Hey there, am new here 

I recently started getting back into modelling again after seeing flying legends at Duxford \o/.
I used to do a fair bit when I was younger so have limited experience, however to get myself back into the swing I thought I'd try a simple Airfix 1/72 Spitfire mk1 and try out some more advanced techniques. 

I'm going for the open cockpit so have cut the canopy into 3 pieces however it just seems too thick so I thought I'd come to you guys for some advice on what to do \o/.

Am still a novice so noting too complex yet I hope.
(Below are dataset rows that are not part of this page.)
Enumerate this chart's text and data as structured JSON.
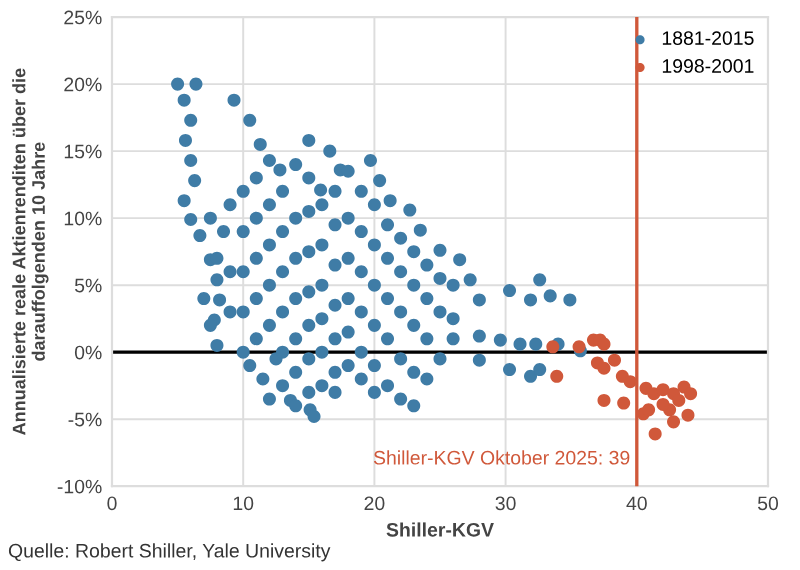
{
  "chart_data": {
    "type": "scatter",
    "xlabel": "Shiller-KGV",
    "ylabel": "Annualisierte reale Aktienrenditen über die\ndarauffolgenden 10 Jahre",
    "xlim": [
      0,
      50
    ],
    "xticks": [
      0,
      10,
      20,
      30,
      40,
      50
    ],
    "ylim": [
      -10,
      25
    ],
    "yticks": [
      {
        "value": -10,
        "label": "-10%"
      },
      {
        "value": -5,
        "label": "-5%"
      },
      {
        "value": 0,
        "label": "0%"
      },
      {
        "value": 5,
        "label": "5%"
      },
      {
        "value": 10,
        "label": "10%"
      },
      {
        "value": 15,
        "label": "15%"
      },
      {
        "value": 20,
        "label": "20%"
      },
      {
        "value": 25,
        "label": "25%"
      }
    ],
    "grid": true,
    "legend": "top right",
    "marker": "circle",
    "ref_lines": [
      {
        "axis": "y",
        "value": 0,
        "color": "#000000"
      },
      {
        "axis": "x",
        "value": 40,
        "color": "#d0583a"
      }
    ],
    "annotations": [
      "Quelle: Robert Shiller, Yale University",
      {
        "text": "Shiller-KGV Oktober 2025: 39",
        "x": 40,
        "y": -8
      }
    ],
    "series": [
      {
        "name": "1881-2015",
        "color": "#3f7ca6",
        "x": [
          5,
          6.4,
          5.5,
          6,
          5.6,
          6,
          6.3,
          5.5,
          6,
          6.7,
          7.5,
          8,
          8.2,
          7.8,
          9.3,
          10.5,
          11.3,
          12,
          12.8,
          15,
          16.6,
          17.4,
          15.9,
          19.7,
          20.4,
          21.2,
          22.7,
          23.5,
          25,
          26.5,
          27.3,
          28,
          30.3,
          31.9,
          32.6,
          33.4,
          34.9,
          28,
          29.6,
          31.1,
          32.3,
          34,
          35.7,
          30.3,
          31.9,
          32.6,
          28,
          13.6,
          15.1,
          15.4,
          7.5,
          8,
          8.5,
          7,
          7.5,
          8,
          9,
          9,
          9,
          10,
          10,
          10,
          10,
          10,
          10.5,
          11,
          11,
          11,
          11,
          11,
          11.5,
          12,
          12,
          12,
          12,
          12,
          12.5,
          13,
          13,
          13,
          13,
          13,
          13,
          14,
          14,
          14,
          14,
          14,
          14,
          14,
          15,
          15,
          15,
          15,
          15,
          15,
          15,
          16,
          16,
          16,
          16,
          16,
          16,
          17,
          17,
          17,
          17,
          17,
          17,
          17,
          18,
          18,
          18,
          18,
          18,
          18,
          19,
          19,
          19,
          19,
          19,
          19,
          20,
          20,
          20,
          20,
          20,
          20,
          21,
          21,
          21,
          21,
          21,
          22,
          22,
          22,
          22,
          22,
          23,
          23,
          23,
          23,
          23,
          24,
          24,
          24,
          24,
          25,
          25,
          25,
          26,
          26,
          26
        ],
        "values": [
          20,
          20,
          18.8,
          17.3,
          15.8,
          14.3,
          12.8,
          11.3,
          9.9,
          8.7,
          6.9,
          5.4,
          3.9,
          2.4,
          18.8,
          17.3,
          15.5,
          14.3,
          13.6,
          15.8,
          15,
          13.6,
          12.1,
          14.3,
          12.8,
          11.3,
          10.6,
          9.1,
          7.6,
          6.9,
          5.4,
          3.9,
          4.6,
          3.9,
          5.4,
          4.2,
          3.9,
          1.2,
          0.9,
          0.6,
          0.6,
          0.6,
          0.1,
          -1.3,
          -1.8,
          -1.3,
          -0.6,
          -3.6,
          -4.3,
          -4.8,
          10,
          7,
          9,
          4,
          2,
          0.5,
          11,
          6,
          3,
          12,
          9,
          6,
          3,
          0,
          -1,
          13,
          10,
          7,
          4,
          1,
          -2,
          -3.5,
          11,
          8,
          5,
          2,
          -0.5,
          12,
          9,
          6,
          3,
          0,
          -2.5,
          14,
          10,
          7,
          4,
          1,
          -1.5,
          -4,
          13,
          10.5,
          7.5,
          4.5,
          2,
          -0.5,
          -3,
          11,
          8,
          5,
          2.5,
          0,
          -2.5,
          12,
          9.5,
          6.5,
          3.5,
          1,
          -1.5,
          -3,
          13.5,
          10,
          7,
          4,
          1.5,
          -1,
          12,
          9,
          6,
          3,
          0,
          -2,
          11,
          8,
          5,
          2,
          -1,
          -3,
          9.5,
          7,
          4,
          1,
          -2.5,
          8.5,
          6,
          3,
          -0.5,
          -3.5,
          7.5,
          5,
          2,
          -1.5,
          -4,
          6.5,
          4,
          1,
          -2,
          5.5,
          3,
          -0.5,
          5,
          2.5,
          1
        ]
      },
      {
        "name": "1998-2001",
        "color": "#d0583a",
        "x": [
          33.6,
          33.9,
          35.6,
          36.7,
          37.2,
          37.5,
          37,
          37.5,
          38.3,
          38.9,
          39.5,
          37.5,
          39,
          40.7,
          41.3,
          42,
          42.3,
          42.8,
          43.6,
          44.1,
          40.5,
          40.9,
          41.4,
          42.5,
          42.8,
          43.9,
          42,
          43.2
        ],
        "values": [
          0.4,
          -1.8,
          0.4,
          0.9,
          0.9,
          0.6,
          -0.8,
          -1.2,
          -0.6,
          -1.8,
          -2.2,
          -3.6,
          -3.8,
          -2.7,
          -3.1,
          -2.8,
          null,
          -3.1,
          -2.6,
          -3.1,
          -4.6,
          -4.3,
          -6.1,
          -4.3,
          -5.2,
          -4.7,
          -3.9,
          -3.6
        ]
      }
    ]
  }
}
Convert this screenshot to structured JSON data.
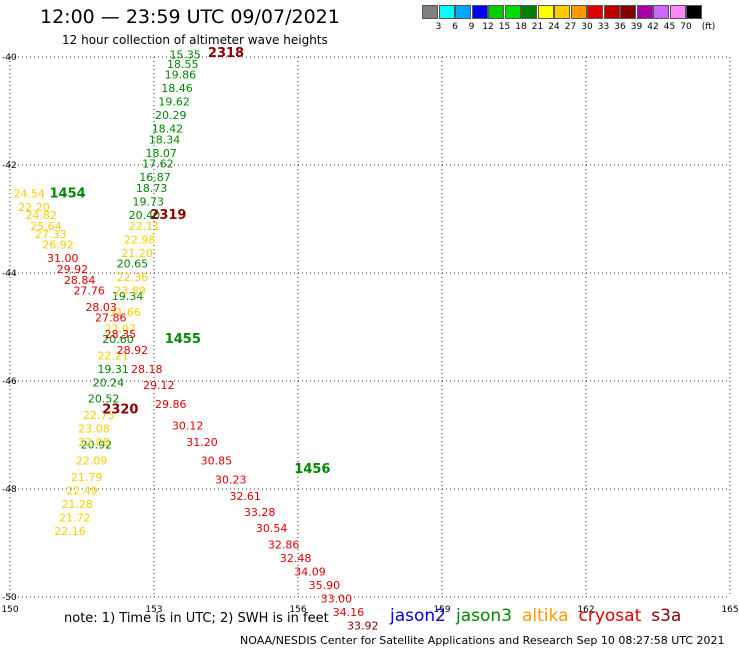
{
  "header": {
    "title": "12:00 — 23:59 UTC 09/07/2021",
    "subtitle": "12 hour collection of altimeter wave heights"
  },
  "colorbar": {
    "unit": "(ft)",
    "ticks": [
      "3",
      "6",
      "9",
      "12",
      "15",
      "18",
      "21",
      "24",
      "27",
      "30",
      "33",
      "36",
      "39",
      "42",
      "45",
      "70"
    ],
    "colors": [
      "#808080",
      "#00ffff",
      "#00aaff",
      "#0000ff",
      "#00cc00",
      "#00dd00",
      "#008000",
      "#ffff00",
      "#ffcc00",
      "#ff9900",
      "#dd0000",
      "#bb0000",
      "#880000",
      "#aa00aa",
      "#cc66ff",
      "#ff88ff",
      "#000000"
    ]
  },
  "footer": {
    "note": "note:  1) Time is in UTC;  2) SWH is in feet",
    "credit": "NOAA/NESDIS Center for Satellite Applications and Research    Sep 10 08:27:58 UTC 2021",
    "satellites": [
      {
        "name": "jason2",
        "color": "#0000dd"
      },
      {
        "name": "jason3",
        "color": "#008800"
      },
      {
        "name": "altika",
        "color": "#ff9900"
      },
      {
        "name": "cryosat",
        "color": "#dd0000"
      },
      {
        "name": "s3a",
        "color": "#880000"
      }
    ]
  },
  "chart_data": {
    "type": "scatter",
    "title": "12:00 — 23:59 UTC 09/07/2021",
    "subtitle": "12 hour collection of altimeter wave heights",
    "xlim": [
      150,
      165
    ],
    "ylim": [
      -50,
      -40
    ],
    "x_ticks": [
      "150",
      "153",
      "156",
      "159",
      "162",
      "165"
    ],
    "y_ticks": [
      "-40",
      "-42",
      "-44",
      "-46",
      "-48",
      "-50"
    ],
    "grid": true,
    "pass_labels": [
      {
        "text": "2318",
        "x": 154.5,
        "y": -40.0,
        "color": "#880000"
      },
      {
        "text": "1454",
        "x": 151.2,
        "y": -42.6,
        "color": "#008800"
      },
      {
        "text": "2319",
        "x": 153.3,
        "y": -43.0,
        "color": "#880000"
      },
      {
        "text": "1455",
        "x": 153.6,
        "y": -45.3,
        "color": "#008800"
      },
      {
        "text": "2320",
        "x": 152.3,
        "y": -46.6,
        "color": "#880000"
      },
      {
        "text": "1456",
        "x": 156.3,
        "y": -47.7,
        "color": "#008800"
      }
    ],
    "series": [
      {
        "name": "jason3",
        "color": "#008800",
        "points": [
          {
            "x": 153.65,
            "y": -40.03,
            "v": "15.35"
          },
          {
            "x": 153.6,
            "y": -40.2,
            "v": "18.55"
          },
          {
            "x": 153.55,
            "y": -40.4,
            "v": "19.86"
          },
          {
            "x": 153.48,
            "y": -40.65,
            "v": "18.46"
          },
          {
            "x": 153.42,
            "y": -40.9,
            "v": "19.62"
          },
          {
            "x": 153.35,
            "y": -41.15,
            "v": "20.29"
          },
          {
            "x": 153.28,
            "y": -41.4,
            "v": "18.42"
          },
          {
            "x": 153.22,
            "y": -41.6,
            "v": "18.34"
          },
          {
            "x": 153.15,
            "y": -41.85,
            "v": "18.07"
          },
          {
            "x": 153.08,
            "y": -42.05,
            "v": "17.62"
          },
          {
            "x": 153.02,
            "y": -42.3,
            "v": "16.87"
          },
          {
            "x": 152.95,
            "y": -42.5,
            "v": "18.73"
          },
          {
            "x": 152.88,
            "y": -42.75,
            "v": "19.73"
          },
          {
            "x": 152.8,
            "y": -43.0,
            "v": "20.40"
          },
          {
            "x": 152.55,
            "y": -43.9,
            "v": "20.65"
          },
          {
            "x": 152.45,
            "y": -44.5,
            "v": "19.34"
          },
          {
            "x": 152.25,
            "y": -45.3,
            "v": "20.60"
          },
          {
            "x": 152.15,
            "y": -45.85,
            "v": "19.31"
          },
          {
            "x": 152.05,
            "y": -46.1,
            "v": "20.24"
          },
          {
            "x": 151.95,
            "y": -46.4,
            "v": "20.52"
          },
          {
            "x": 151.8,
            "y": -47.25,
            "v": "20.92"
          }
        ]
      },
      {
        "name": "altika",
        "color": "#ffcc00",
        "points": [
          {
            "x": 150.4,
            "y": -42.6,
            "v": "24.54"
          },
          {
            "x": 150.5,
            "y": -42.85,
            "v": "22.20"
          },
          {
            "x": 150.65,
            "y": -43.0,
            "v": "24.82"
          },
          {
            "x": 150.75,
            "y": -43.2,
            "v": "25.64"
          },
          {
            "x": 150.85,
            "y": -43.35,
            "v": "27.33"
          },
          {
            "x": 151.0,
            "y": -43.55,
            "v": "26.92"
          },
          {
            "x": 152.8,
            "y": -43.2,
            "v": "22.11"
          },
          {
            "x": 152.7,
            "y": -43.45,
            "v": "22.98"
          },
          {
            "x": 152.65,
            "y": -43.7,
            "v": "21.20"
          },
          {
            "x": 152.55,
            "y": -44.15,
            "v": "22.36"
          },
          {
            "x": 152.5,
            "y": -44.4,
            "v": "23.89"
          },
          {
            "x": 152.4,
            "y": -44.8,
            "v": "21.66"
          },
          {
            "x": 152.3,
            "y": -45.1,
            "v": "22.07"
          },
          {
            "x": 152.15,
            "y": -45.6,
            "v": "22.21"
          },
          {
            "x": 151.85,
            "y": -46.7,
            "v": "22.73"
          },
          {
            "x": 151.75,
            "y": -46.95,
            "v": "23.08"
          },
          {
            "x": 151.75,
            "y": -47.2,
            "v": "22.08"
          },
          {
            "x": 151.7,
            "y": -47.55,
            "v": "22.09"
          },
          {
            "x": 151.6,
            "y": -47.85,
            "v": "21.79"
          },
          {
            "x": 151.5,
            "y": -48.1,
            "v": "22.49"
          },
          {
            "x": 151.4,
            "y": -48.35,
            "v": "21.28"
          },
          {
            "x": 151.35,
            "y": -48.6,
            "v": "21.72"
          },
          {
            "x": 151.25,
            "y": -48.85,
            "v": "22.16"
          }
        ]
      },
      {
        "name": "cryosat",
        "color": "#dd0000",
        "points": [
          {
            "x": 151.1,
            "y": -43.8,
            "v": "31.00"
          },
          {
            "x": 151.3,
            "y": -44.0,
            "v": "29.92"
          },
          {
            "x": 151.45,
            "y": -44.2,
            "v": "28.84"
          },
          {
            "x": 151.65,
            "y": -44.4,
            "v": "27.76"
          },
          {
            "x": 151.9,
            "y": -44.7,
            "v": "28.03"
          },
          {
            "x": 152.1,
            "y": -44.9,
            "v": "27.86"
          },
          {
            "x": 152.3,
            "y": -45.2,
            "v": "28.35"
          },
          {
            "x": 152.55,
            "y": -45.5,
            "v": "28.92"
          },
          {
            "x": 152.85,
            "y": -45.85,
            "v": "28.18"
          },
          {
            "x": 153.1,
            "y": -46.15,
            "v": "29.12"
          },
          {
            "x": 153.35,
            "y": -46.5,
            "v": "29.86"
          },
          {
            "x": 153.7,
            "y": -46.9,
            "v": "30.12"
          },
          {
            "x": 154.0,
            "y": -47.2,
            "v": "31.20"
          },
          {
            "x": 154.3,
            "y": -47.55,
            "v": "30.85"
          },
          {
            "x": 154.6,
            "y": -47.9,
            "v": "30.23"
          },
          {
            "x": 154.9,
            "y": -48.2,
            "v": "32.61"
          },
          {
            "x": 155.2,
            "y": -48.5,
            "v": "33.28"
          },
          {
            "x": 155.45,
            "y": -48.8,
            "v": "30.54"
          },
          {
            "x": 155.7,
            "y": -49.1,
            "v": "32.86"
          },
          {
            "x": 155.95,
            "y": -49.35,
            "v": "32.48"
          },
          {
            "x": 156.25,
            "y": -49.6,
            "v": "34.09"
          },
          {
            "x": 156.55,
            "y": -49.85,
            "v": "35.90"
          },
          {
            "x": 156.8,
            "y": -50.1,
            "v": "33.00"
          },
          {
            "x": 157.05,
            "y": -50.35,
            "v": "34.16"
          }
        ]
      },
      {
        "name": "s3a",
        "color": "#880000",
        "points": [
          {
            "x": 157.35,
            "y": -50.6,
            "v": "33.92"
          }
        ]
      }
    ]
  }
}
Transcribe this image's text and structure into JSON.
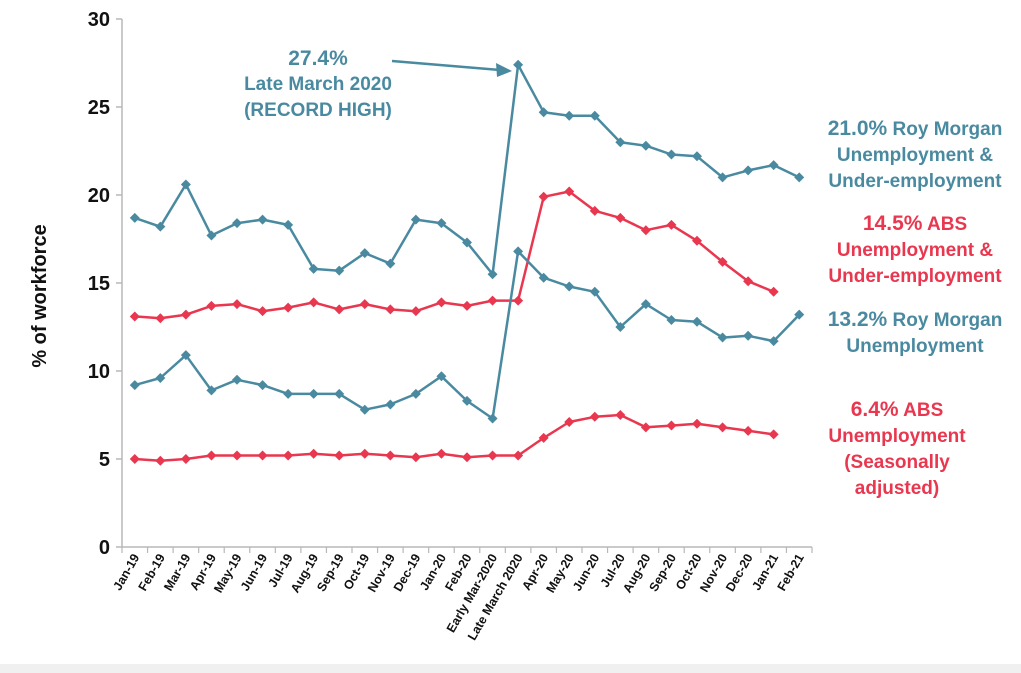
{
  "chart_data": {
    "type": "line",
    "title": "",
    "xlabel": "",
    "ylabel": "% of workforce",
    "ylim": [
      0,
      30
    ],
    "yticks": [
      "0",
      "5",
      "10",
      "15",
      "20",
      "25",
      "30"
    ],
    "categories": [
      "Jan-19",
      "Feb-19",
      "Mar-19",
      "Apr-19",
      "May-19",
      "Jun-19",
      "Jul-19",
      "Aug-19",
      "Sep-19",
      "Oct-19",
      "Nov-19",
      "Dec-19",
      "Jan-20",
      "Feb-20",
      "Early Mar-2020",
      "Late March 2020",
      "Apr-20",
      "May-20",
      "Jun-20",
      "Jul-20",
      "Aug-20",
      "Sep-20",
      "Oct-20",
      "Nov-20",
      "Dec-20",
      "Jan-21",
      "Feb-21"
    ],
    "series": [
      {
        "name": "Roy Morgan Unemployment & Under-employment",
        "color": "#4a8aa0",
        "values": [
          18.7,
          18.2,
          20.6,
          17.7,
          18.4,
          18.6,
          18.3,
          15.8,
          15.7,
          16.7,
          16.1,
          18.6,
          18.4,
          17.3,
          15.5,
          27.4,
          24.7,
          24.5,
          24.5,
          23.0,
          22.8,
          22.3,
          22.2,
          21.0,
          21.4,
          21.7,
          21.0
        ]
      },
      {
        "name": "ABS Unemployment & Under-employment",
        "color": "#e8374f",
        "values": [
          13.1,
          13.0,
          13.2,
          13.7,
          13.8,
          13.4,
          13.6,
          13.9,
          13.5,
          13.8,
          13.5,
          13.4,
          13.9,
          13.7,
          14.0,
          14.0,
          19.9,
          20.2,
          19.1,
          18.7,
          18.0,
          18.3,
          17.4,
          16.2,
          15.1,
          14.5,
          null
        ]
      },
      {
        "name": "Roy Morgan Unemployment",
        "color": "#4a8aa0",
        "values": [
          9.2,
          9.6,
          10.9,
          8.9,
          9.5,
          9.2,
          8.7,
          8.7,
          8.7,
          7.8,
          8.1,
          8.7,
          9.7,
          8.3,
          7.3,
          16.8,
          15.3,
          14.8,
          14.5,
          12.5,
          13.8,
          12.9,
          12.8,
          11.9,
          12.0,
          11.7,
          13.2
        ]
      },
      {
        "name": "ABS Unemployment (Seasonally adjusted)",
        "color": "#e8374f",
        "values": [
          5.0,
          4.9,
          5.0,
          5.2,
          5.2,
          5.2,
          5.2,
          5.3,
          5.2,
          5.3,
          5.2,
          5.1,
          5.3,
          5.1,
          5.2,
          5.2,
          6.2,
          7.1,
          7.4,
          7.5,
          6.8,
          6.9,
          7.0,
          6.8,
          6.6,
          6.4,
          null
        ]
      }
    ],
    "annotations": {
      "record": {
        "value": "27.4%",
        "line1": "Late March 2020",
        "line2": "(RECORD HIGH)"
      },
      "s1": {
        "value": "21.0%",
        "line1": "Roy Morgan",
        "line2": "Unemployment &",
        "line3": "Under-employment"
      },
      "s2": {
        "value": "14.5%",
        "line1": "ABS",
        "line2": "Unemployment &",
        "line3": "Under-employment"
      },
      "s3": {
        "value": "13.2%",
        "line1": "Roy Morgan",
        "line2": "Unemployment"
      },
      "s4": {
        "value": "6.4%",
        "line1": "ABS",
        "line2": "Unemployment",
        "line3": "(Seasonally",
        "line4": "adjusted)"
      }
    }
  }
}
It just seems impossible to slide the canopy back right now in the right way. Any advice would be cool thanks.
I would take pictures but my camera seems to get really blurry close up


----------



## Colin1 (Aug 5, 2009)

You could try these
I've no experience of Falcon but they do seem to get good reviews

Instructions for Clear-Vax set 41


----------



## A4K (Aug 5, 2009)

Look no further! Got that set, and my Mk.I canopies are going spare...

Which type are you after? They offer the Mk.I (flat hood/ dimmer screen), Mk.I (bulged / unarmoured screen), and Mk.I/II/ early V (bulged/ armoured screen).
Let us know which, and drop us your address in a PM.

Evan


----------



## Airframes (Aug 5, 2009)

That's that sorted then! 
Yep, it's often very difficult, especially in 1/72nd scale, to be able to position the canopy open unless the kit parts are provided for this. The reason being, as you've discovered, the mouldings are too thick, and can't always be successfully thinned. Vac formed or heat formed canopies, made from thinner acetate or clear styrene sheet are the answer, and it looks like Evan has you covered.


----------



## Pusskyfly (Aug 5, 2009)

Thanks guys, much appreciated


----------



## vikingBerserker (Aug 5, 2009)

Good luck to you Pusskyfly, and welcome aboard.


----------



## conkerking (Aug 29, 2009)

Look forward to seeing your Spit when she's finished, as a fellow novice getting into Spitfires... I've just finished that same kit, but converted it into a Mk. IIb... sort of! Will post under finished kits.


----------